The Carl Vinson Strike Group comprises an aircraft carrier and other warships.
US Pacific Command described the deployment – now heading towards the western Pacific – as a prudent measure to maintain readiness in the region.
President Trump has said the US is prepared to act alone to deal with the nuclear threat from North Korea.
“The number one threat in the region continues to be North Korea, due to its reckless, irresponsible and destabilising programme of missile tests and pursuit of a nuclear weapons capability,” US Pacific Command spokesman Dave Benham said.
The strike group comprises the Nimitz-class aircraft carrier USS Carl Vinson, two guided-missile destroyers and a guided-missile cruiser.
As well as massive striking power, the carrier group has the capability to intercept ballistic missiles.
It was originally due to make port calls in Australia but instead has been diverted from Singapore to the west Pacific – where it recently conducted exercises with the South Korean Navy.
North Korea has carried out several nuclear tests and experts predict more could be in the offing as the country moves closer towards developing a nuclear warhead with a big enough range to reach the US.
On Wednesday North Korea test-fired a medium-range ballistic missile from its eastern port of Sinpo into the Sea of Japan.
The test – condemned by Japan and South Korea – came on the eve of a visit by China’s President Xi Jinping to the US to meet President Donald Trump.
The two leaders discussed how to rein in North Korea’s nuclear and missile programmes as the US steps up the pressure on China, a historic ally of Pyongyang, to help reduce tension.
China has however been reluctant to isolate its neighbour, fearing its collapse could spawn a refugee crisis and bring the US military to its doorstep.

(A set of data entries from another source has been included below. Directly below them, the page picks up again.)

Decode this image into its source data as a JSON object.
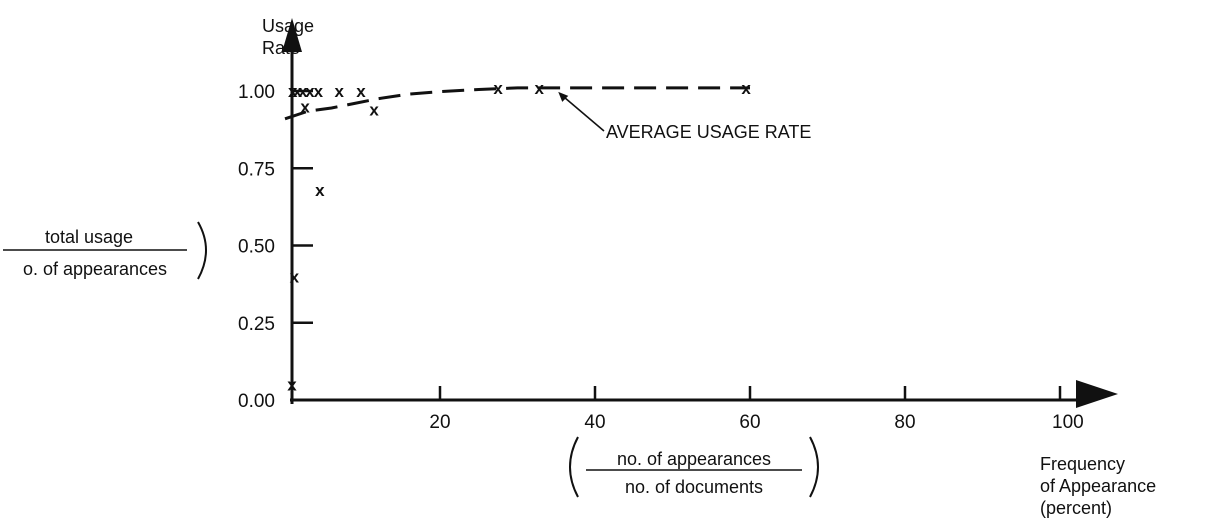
{
  "chart_data": {
    "type": "scatter",
    "y_axis_title": [
      "Usage",
      "Rate"
    ],
    "y_formula": {
      "numerator": "total usage",
      "denominator": "o. of appearances"
    },
    "x_axis_title": [
      "Frequency",
      "of Appearance",
      "(percent)"
    ],
    "x_formula": {
      "numerator": "no. of appearances",
      "denominator": "no. of documents"
    },
    "xlim": [
      0,
      100
    ],
    "ylim": [
      0,
      1.0
    ],
    "x_ticks": [
      20,
      40,
      60,
      80,
      100
    ],
    "x_tick_labels": [
      "20",
      "40",
      "60",
      "80",
      "100"
    ],
    "y_ticks": [
      0,
      0.25,
      0.5,
      0.75,
      1.0
    ],
    "y_tick_labels": [
      "0.00",
      "0.25",
      "0.50",
      "0.75",
      "1.00"
    ],
    "marker": "x",
    "grid": false,
    "points": [
      {
        "x": 0.9,
        "y": 0.05
      },
      {
        "x": 1.2,
        "y": 0.4
      },
      {
        "x": 1.0,
        "y": 1.0
      },
      {
        "x": 1.6,
        "y": 1.0
      },
      {
        "x": 2.3,
        "y": 1.0
      },
      {
        "x": 2.6,
        "y": 0.95
      },
      {
        "x": 3.2,
        "y": 1.0
      },
      {
        "x": 4.3,
        "y": 1.0
      },
      {
        "x": 4.5,
        "y": 0.68
      },
      {
        "x": 7.0,
        "y": 1.0
      },
      {
        "x": 9.8,
        "y": 1.0
      },
      {
        "x": 11.5,
        "y": 0.94
      },
      {
        "x": 27.5,
        "y": 1.01
      },
      {
        "x": 32.8,
        "y": 1.01
      },
      {
        "x": 59.5,
        "y": 1.01
      }
    ],
    "average_curve": {
      "label": "AVERAGE USAGE RATE",
      "x": [
        0,
        3,
        6,
        9,
        12,
        16,
        20,
        25,
        30,
        40,
        50,
        60
      ],
      "y": [
        0.91,
        0.935,
        0.945,
        0.96,
        0.975,
        0.99,
        0.998,
        1.005,
        1.01,
        1.01,
        1.01,
        1.01
      ]
    },
    "annotation_anchor": {
      "x": 35.0,
      "y": 1.01
    }
  }
}
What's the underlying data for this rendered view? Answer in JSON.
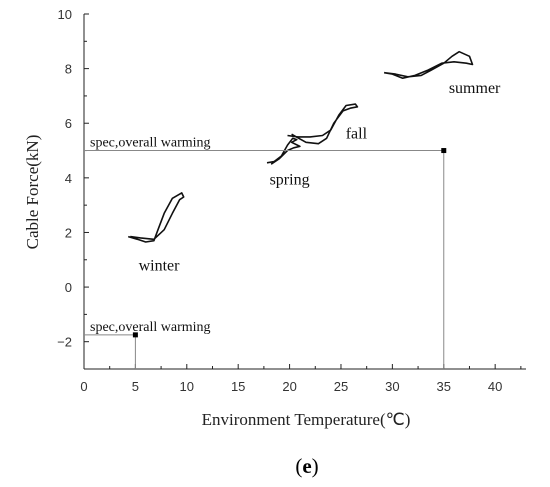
{
  "chart_data": {
    "type": "line",
    "xlabel": "Environment Temperature(℃)",
    "ylabel": "Cable Force(kN)",
    "xlim": [
      0,
      43
    ],
    "ylim": [
      -3,
      10
    ],
    "xticks": [
      0,
      5,
      10,
      15,
      20,
      25,
      30,
      35,
      40
    ],
    "yticks": [
      -2,
      0,
      2,
      4,
      6,
      8,
      10
    ],
    "grid": false,
    "series": [
      {
        "name": "winter",
        "points": [
          [
            4.3,
            1.85
          ],
          [
            5.2,
            1.75
          ],
          [
            6.0,
            1.65
          ],
          [
            6.8,
            1.7
          ],
          [
            7.2,
            2.1
          ],
          [
            7.8,
            2.7
          ],
          [
            8.6,
            3.25
          ],
          [
            9.5,
            3.45
          ],
          [
            9.7,
            3.3
          ],
          [
            9.3,
            3.2
          ],
          [
            8.6,
            2.7
          ],
          [
            7.8,
            2.1
          ],
          [
            6.8,
            1.75
          ],
          [
            5.5,
            1.8
          ],
          [
            4.5,
            1.85
          ]
        ]
      },
      {
        "name": "spring",
        "points": [
          [
            17.8,
            4.55
          ],
          [
            18.5,
            4.6
          ],
          [
            19.2,
            4.8
          ],
          [
            19.8,
            5.2
          ],
          [
            20.3,
            5.45
          ],
          [
            20.7,
            5.4
          ],
          [
            20.2,
            5.3
          ],
          [
            21.0,
            5.15
          ],
          [
            20.4,
            5.1
          ],
          [
            19.8,
            5.0
          ],
          [
            19.0,
            4.7
          ],
          [
            18.2,
            4.5
          ]
        ]
      },
      {
        "name": "fall",
        "points": [
          [
            19.8,
            5.55
          ],
          [
            20.8,
            5.5
          ],
          [
            22.0,
            5.5
          ],
          [
            23.2,
            5.55
          ],
          [
            24.0,
            5.75
          ],
          [
            24.8,
            6.3
          ],
          [
            25.5,
            6.65
          ],
          [
            26.4,
            6.7
          ],
          [
            26.6,
            6.6
          ],
          [
            25.9,
            6.55
          ],
          [
            25.2,
            6.45
          ],
          [
            24.3,
            6.0
          ],
          [
            23.6,
            5.45
          ],
          [
            22.8,
            5.25
          ],
          [
            21.6,
            5.3
          ],
          [
            20.9,
            5.45
          ],
          [
            20.2,
            5.6
          ]
        ]
      },
      {
        "name": "summer",
        "points": [
          [
            29.2,
            7.85
          ],
          [
            30.0,
            7.8
          ],
          [
            31.0,
            7.65
          ],
          [
            32.2,
            7.75
          ],
          [
            33.5,
            7.95
          ],
          [
            34.8,
            8.2
          ],
          [
            36.0,
            8.25
          ],
          [
            37.2,
            8.2
          ],
          [
            37.8,
            8.15
          ],
          [
            37.5,
            8.45
          ],
          [
            36.5,
            8.62
          ],
          [
            35.8,
            8.45
          ],
          [
            35.0,
            8.2
          ],
          [
            33.8,
            7.95
          ],
          [
            32.8,
            7.75
          ],
          [
            31.5,
            7.7
          ],
          [
            30.3,
            7.8
          ],
          [
            29.2,
            7.85
          ]
        ]
      }
    ],
    "annotations": [
      {
        "text": "winter",
        "x": 7.3,
        "y": 0.6
      },
      {
        "text": "spring",
        "x": 20.0,
        "y": 3.75
      },
      {
        "text": "fall",
        "x": 26.5,
        "y": 5.45
      },
      {
        "text": "summer",
        "x": 38.0,
        "y": 7.1
      }
    ],
    "specs": [
      {
        "label": "spec,overall warming",
        "x": 35,
        "y": 5
      },
      {
        "label": "spec,overall warming",
        "x": 5,
        "y": -1.75
      }
    ]
  },
  "panel_label": {
    "open": "(",
    "letter": "e",
    "close": ")"
  }
}
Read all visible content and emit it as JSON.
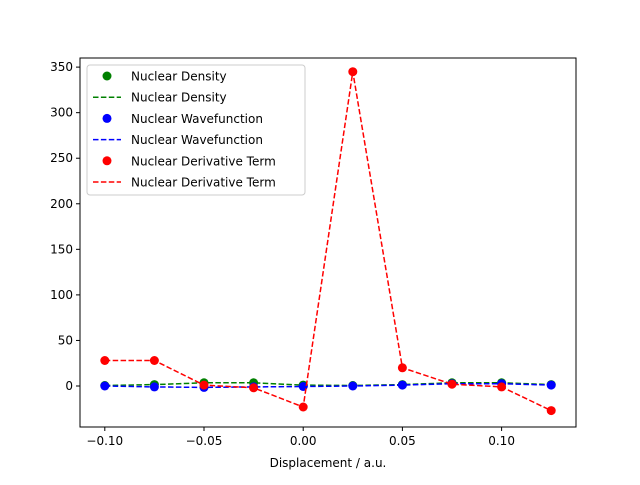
{
  "chart_data": {
    "type": "line",
    "title": "",
    "xlabel": "Displacement / a.u.",
    "ylabel": "",
    "xlim": [
      -0.1125,
      0.1375
    ],
    "ylim": [
      -45,
      360
    ],
    "x": [
      -0.1,
      -0.075,
      -0.05,
      -0.025,
      0.0,
      0.025,
      0.05,
      0.075,
      0.1,
      0.125
    ],
    "xticks": [
      -0.1,
      -0.05,
      0.0,
      0.05,
      0.1
    ],
    "xtick_labels": [
      "−0.10",
      "−0.05",
      "0.00",
      "0.05",
      "0.10"
    ],
    "yticks": [
      0,
      50,
      100,
      150,
      200,
      250,
      300,
      350
    ],
    "ytick_labels": [
      "0",
      "50",
      "100",
      "150",
      "200",
      "250",
      "300",
      "350"
    ],
    "grid": false,
    "legend_position": "top-left",
    "series": [
      {
        "name": "Nuclear Density",
        "color": "#008000",
        "values": [
          0.5,
          1.5,
          3.5,
          3.5,
          1.0,
          0.5,
          1.5,
          3.5,
          3.5,
          1.5
        ]
      },
      {
        "name": "Nuclear Wavefunction",
        "color": "#0000ff",
        "values": [
          0.0,
          -1.0,
          -1.5,
          -1.0,
          -0.5,
          0.0,
          1.0,
          2.5,
          2.5,
          1.0
        ]
      },
      {
        "name": "Nuclear Derivative Term",
        "color": "#ff0000",
        "values": [
          28,
          28,
          1,
          -2,
          -23,
          345,
          20,
          2,
          -1,
          -27
        ]
      }
    ]
  }
}
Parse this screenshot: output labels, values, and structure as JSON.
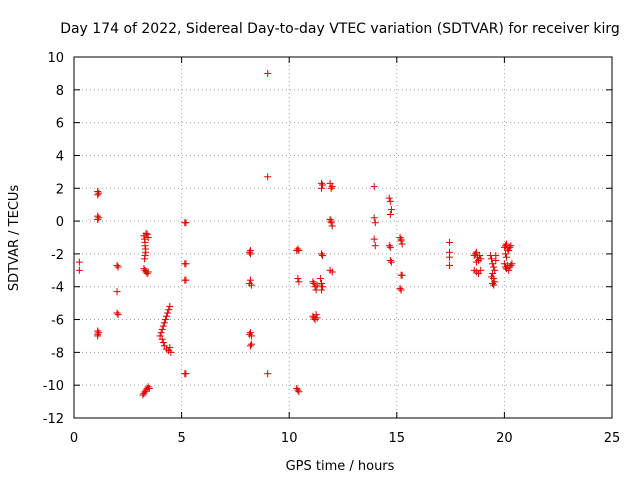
{
  "chart_data": {
    "type": "scatter",
    "title": "Day 174 of 2022, Sidereal Day-to-day VTEC variation (SDTVAR) for receiver kirg",
    "xlabel": "GPS time / hours",
    "ylabel": "SDTVAR / TECUs",
    "xlim": [
      0,
      25
    ],
    "ylim": [
      -12,
      10
    ],
    "grid": true,
    "x_ticks": [
      0,
      5,
      10,
      15,
      20,
      25
    ],
    "y_ticks": [
      -12,
      -10,
      -8,
      -6,
      -4,
      -2,
      0,
      2,
      4,
      6,
      8,
      10
    ],
    "marker": "+",
    "colors": {
      "points": "#e00000",
      "grid": "#a0a0a0",
      "axes": "#000000"
    },
    "series": [
      {
        "name": "SDTVAR",
        "points": [
          [
            0.25,
            -2.5
          ],
          [
            0.25,
            -3.0
          ],
          [
            1.1,
            1.8
          ],
          [
            1.1,
            1.6
          ],
          [
            1.15,
            1.7
          ],
          [
            1.1,
            0.3
          ],
          [
            1.1,
            0.1
          ],
          [
            1.15,
            0.2
          ],
          [
            1.1,
            -6.7
          ],
          [
            1.1,
            -6.9
          ],
          [
            1.1,
            -7.0
          ],
          [
            1.15,
            -6.8
          ],
          [
            2.0,
            -2.7
          ],
          [
            2.05,
            -2.8
          ],
          [
            2.0,
            -4.3
          ],
          [
            2.0,
            -5.6
          ],
          [
            2.05,
            -5.7
          ],
          [
            3.25,
            -0.9
          ],
          [
            3.28,
            -1.1
          ],
          [
            3.3,
            -1.3
          ],
          [
            3.3,
            -1.5
          ],
          [
            3.32,
            -1.7
          ],
          [
            3.33,
            -1.9
          ],
          [
            3.3,
            -2.1
          ],
          [
            3.28,
            -2.3
          ],
          [
            3.35,
            -0.75
          ],
          [
            3.4,
            -0.8
          ],
          [
            3.45,
            -1.0
          ],
          [
            3.25,
            -2.9
          ],
          [
            3.3,
            -3.0
          ],
          [
            3.35,
            -3.1
          ],
          [
            3.4,
            -3.2
          ],
          [
            3.45,
            -3.1
          ],
          [
            3.2,
            -10.6
          ],
          [
            3.25,
            -10.5
          ],
          [
            3.3,
            -10.4
          ],
          [
            3.35,
            -10.3
          ],
          [
            3.4,
            -10.2
          ],
          [
            3.45,
            -10.1
          ],
          [
            3.5,
            -10.2
          ],
          [
            4.0,
            -7.0
          ],
          [
            4.05,
            -6.8
          ],
          [
            4.1,
            -6.6
          ],
          [
            4.15,
            -6.4
          ],
          [
            4.2,
            -6.2
          ],
          [
            4.25,
            -6.0
          ],
          [
            4.3,
            -5.8
          ],
          [
            4.35,
            -5.6
          ],
          [
            4.4,
            -5.4
          ],
          [
            4.45,
            -5.2
          ],
          [
            4.1,
            -7.2
          ],
          [
            4.15,
            -7.4
          ],
          [
            4.2,
            -7.6
          ],
          [
            4.3,
            -7.8
          ],
          [
            4.4,
            -7.9
          ],
          [
            4.5,
            -8.0
          ],
          [
            4.45,
            -7.7
          ],
          [
            5.15,
            -0.1
          ],
          [
            5.2,
            -0.1
          ],
          [
            5.15,
            -2.6
          ],
          [
            5.2,
            -2.6
          ],
          [
            5.15,
            -3.6
          ],
          [
            5.2,
            -3.6
          ],
          [
            5.15,
            -9.3
          ],
          [
            5.2,
            -9.3
          ],
          [
            8.15,
            -1.9
          ],
          [
            8.2,
            -2.0
          ],
          [
            8.2,
            -1.8
          ],
          [
            8.15,
            -3.8
          ],
          [
            8.2,
            -3.6
          ],
          [
            8.25,
            -3.9
          ],
          [
            8.15,
            -6.9
          ],
          [
            8.2,
            -6.8
          ],
          [
            8.25,
            -7.0
          ],
          [
            8.2,
            -7.6
          ],
          [
            8.25,
            -7.5
          ],
          [
            9.0,
            9.0
          ],
          [
            9.0,
            2.7
          ],
          [
            9.0,
            -9.3
          ],
          [
            10.35,
            -1.8
          ],
          [
            10.4,
            -1.7
          ],
          [
            10.45,
            -1.8
          ],
          [
            10.4,
            -3.5
          ],
          [
            10.45,
            -3.7
          ],
          [
            10.35,
            -10.2
          ],
          [
            10.4,
            -10.3
          ],
          [
            10.45,
            -10.4
          ],
          [
            11.1,
            -3.7
          ],
          [
            11.15,
            -3.8
          ],
          [
            11.2,
            -4.0
          ],
          [
            11.25,
            -4.2
          ],
          [
            11.3,
            -3.9
          ],
          [
            11.1,
            -5.8
          ],
          [
            11.15,
            -5.9
          ],
          [
            11.2,
            -6.0
          ],
          [
            11.25,
            -5.7
          ],
          [
            11.3,
            -5.9
          ],
          [
            11.5,
            2.3
          ],
          [
            11.5,
            2.0
          ],
          [
            11.55,
            2.2
          ],
          [
            11.5,
            -2.0
          ],
          [
            11.55,
            -2.1
          ],
          [
            11.45,
            -3.5
          ],
          [
            11.5,
            -3.8
          ],
          [
            11.5,
            -4.2
          ],
          [
            11.55,
            -4.0
          ],
          [
            11.9,
            2.3
          ],
          [
            11.95,
            2.0
          ],
          [
            12.0,
            2.1
          ],
          [
            11.9,
            0.1
          ],
          [
            11.95,
            -0.1
          ],
          [
            12.0,
            -0.3
          ],
          [
            11.95,
            0.0
          ],
          [
            11.9,
            -3.0
          ],
          [
            12.0,
            -3.1
          ],
          [
            13.95,
            2.1
          ],
          [
            13.95,
            0.2
          ],
          [
            14.0,
            -0.1
          ],
          [
            13.95,
            -1.1
          ],
          [
            14.0,
            -1.5
          ],
          [
            14.65,
            1.4
          ],
          [
            14.7,
            1.2
          ],
          [
            14.75,
            0.7
          ],
          [
            14.7,
            0.4
          ],
          [
            14.65,
            -1.5
          ],
          [
            14.7,
            -1.6
          ],
          [
            14.7,
            -2.4
          ],
          [
            14.75,
            -2.5
          ],
          [
            15.15,
            -1.0
          ],
          [
            15.2,
            -1.2
          ],
          [
            15.25,
            -1.4
          ],
          [
            15.2,
            -1.1
          ],
          [
            15.2,
            -3.3
          ],
          [
            15.25,
            -3.3
          ],
          [
            15.15,
            -4.1
          ],
          [
            15.2,
            -4.2
          ],
          [
            17.45,
            -1.3
          ],
          [
            17.45,
            -1.9
          ],
          [
            17.45,
            -2.2
          ],
          [
            17.45,
            -2.7
          ],
          [
            18.6,
            -2.1
          ],
          [
            18.65,
            -2.0
          ],
          [
            18.7,
            -1.9
          ],
          [
            18.75,
            -2.2
          ],
          [
            18.8,
            -2.4
          ],
          [
            18.85,
            -2.1
          ],
          [
            18.9,
            -2.3
          ],
          [
            18.7,
            -2.5
          ],
          [
            18.6,
            -3.0
          ],
          [
            18.7,
            -3.1
          ],
          [
            18.8,
            -3.2
          ],
          [
            18.9,
            -3.0
          ],
          [
            19.35,
            -2.1
          ],
          [
            19.4,
            -2.3
          ],
          [
            19.45,
            -2.6
          ],
          [
            19.5,
            -2.8
          ],
          [
            19.55,
            -3.0
          ],
          [
            19.45,
            -3.2
          ],
          [
            19.4,
            -3.4
          ],
          [
            19.5,
            -3.5
          ],
          [
            19.55,
            -3.7
          ],
          [
            19.45,
            -3.8
          ],
          [
            19.5,
            -3.9
          ],
          [
            19.6,
            -2.4
          ],
          [
            19.6,
            -2.1
          ],
          [
            20.0,
            -1.6
          ],
          [
            20.05,
            -1.5
          ],
          [
            20.1,
            -1.4
          ],
          [
            20.15,
            -1.7
          ],
          [
            20.2,
            -1.8
          ],
          [
            20.25,
            -1.6
          ],
          [
            20.3,
            -1.5
          ],
          [
            20.05,
            -2.0
          ],
          [
            20.1,
            -2.2
          ],
          [
            20.0,
            -2.6
          ],
          [
            20.05,
            -2.8
          ],
          [
            20.1,
            -2.9
          ],
          [
            20.15,
            -2.7
          ],
          [
            20.2,
            -3.0
          ],
          [
            20.25,
            -2.8
          ],
          [
            20.3,
            -2.7
          ],
          [
            20.35,
            -2.6
          ]
        ]
      }
    ]
  }
}
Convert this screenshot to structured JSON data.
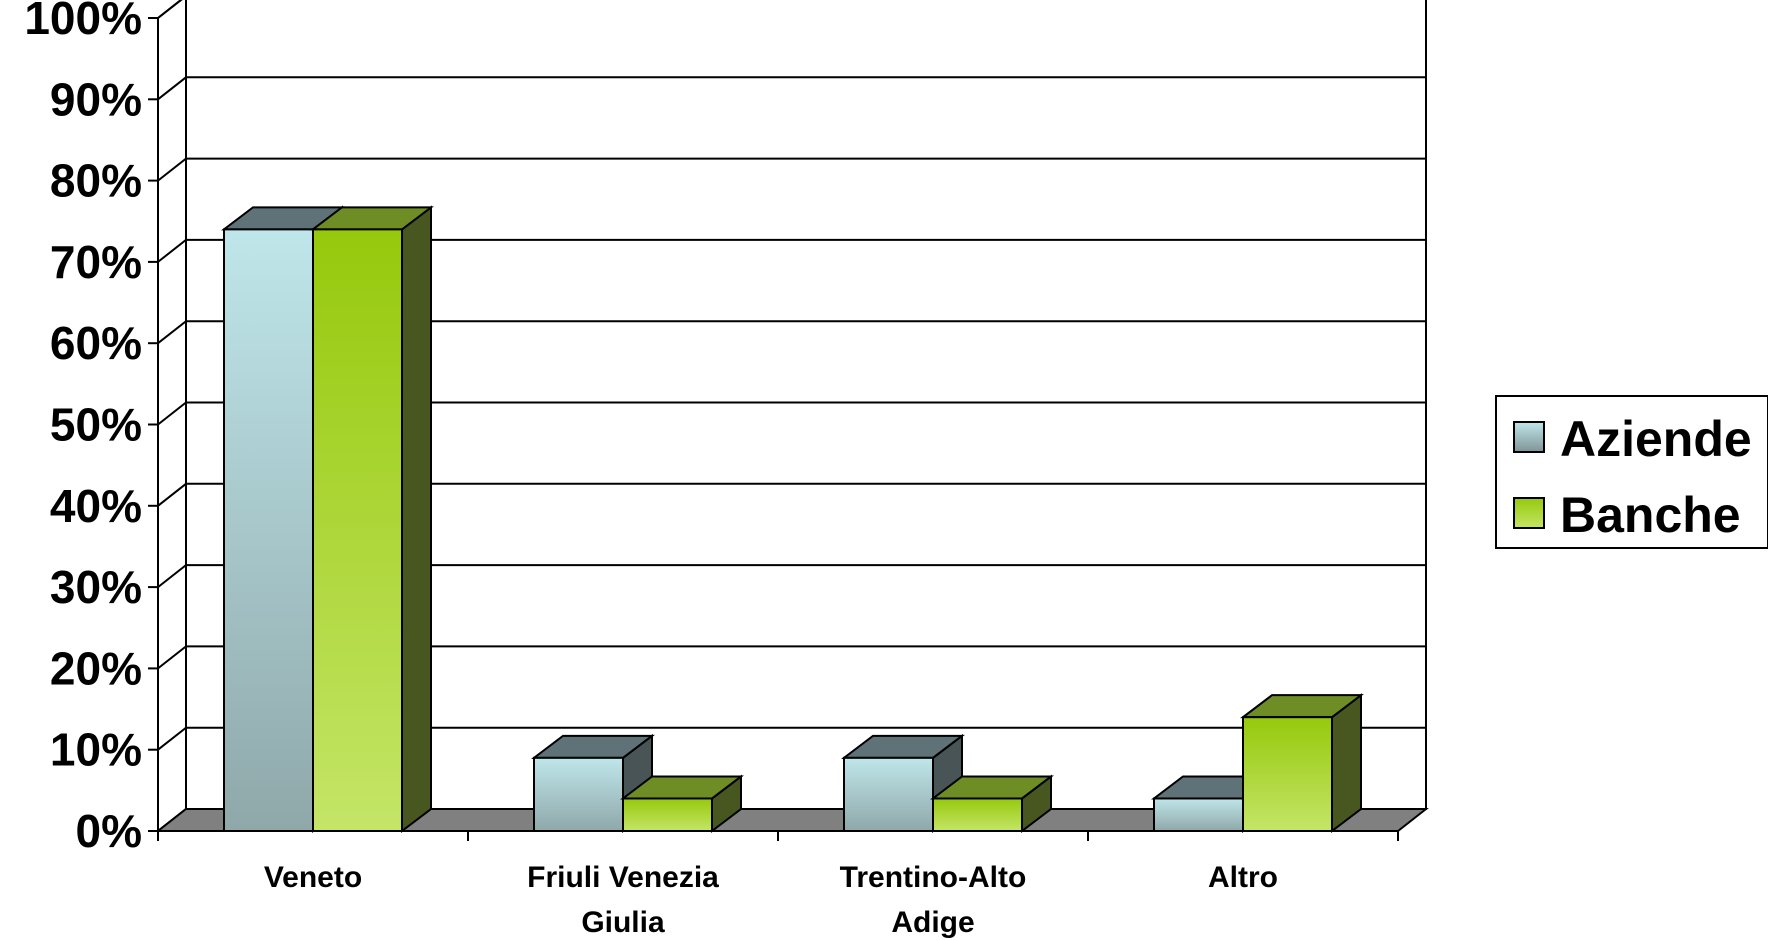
{
  "chart_data": {
    "type": "bar",
    "style": "3d-clustered-column",
    "title": "",
    "xlabel": "",
    "ylabel": "",
    "categories": [
      [
        "Veneto"
      ],
      [
        "Friuli Venezia",
        "Giulia"
      ],
      [
        "Trentino-Alto",
        "Adige"
      ],
      [
        "Altro"
      ]
    ],
    "series": [
      {
        "name": "Aziende",
        "values": [
          74,
          9,
          9,
          4
        ],
        "color": "#b8dfe3"
      },
      {
        "name": "Banche",
        "values": [
          74,
          4,
          4,
          14
        ],
        "color": "#9acd0f"
      }
    ],
    "ylim": [
      0,
      100
    ],
    "yticks": [
      "0%",
      "10%",
      "20%",
      "30%",
      "40%",
      "50%",
      "60%",
      "70%",
      "80%",
      "90%",
      "100%"
    ],
    "grid": true,
    "legend": "right"
  }
}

Mr Trump said in a recent interview that Washington was ready to act without Beijing’s co-operation: “If China is not going to solve North Korea, we will.”
The North is banned from any missile or nuclear tests by the UN, though it has repeatedly broken those sanctions.
Last month, North Korea fired four ballistic missiles towards the Sea of Japan from the Tongchang-ri region, near the border with China.
Japanese PM Shinzo Abe called it a “new stage of threat”.
The US Treasury recently slapped sanctions on 11 North Korean business representatives and one company, while US politicians overwhelmingly backed a bill relisting the North as a state sponsor of terror.
North Korea responded by warning that it will retaliate if the international community steps up sanctions, saying the US was forcing the situation “to the brink of war”.
China has long been North Korea’s closest diplomatic ally and trading partner, but the relationship has become increasingly strained over Pyongyang’s refusal to halt nuclear and missile testing.
There are fears that Pyongyang could eventually develop the ability to launch long-range nuclear missiles capable of striking the mainland US.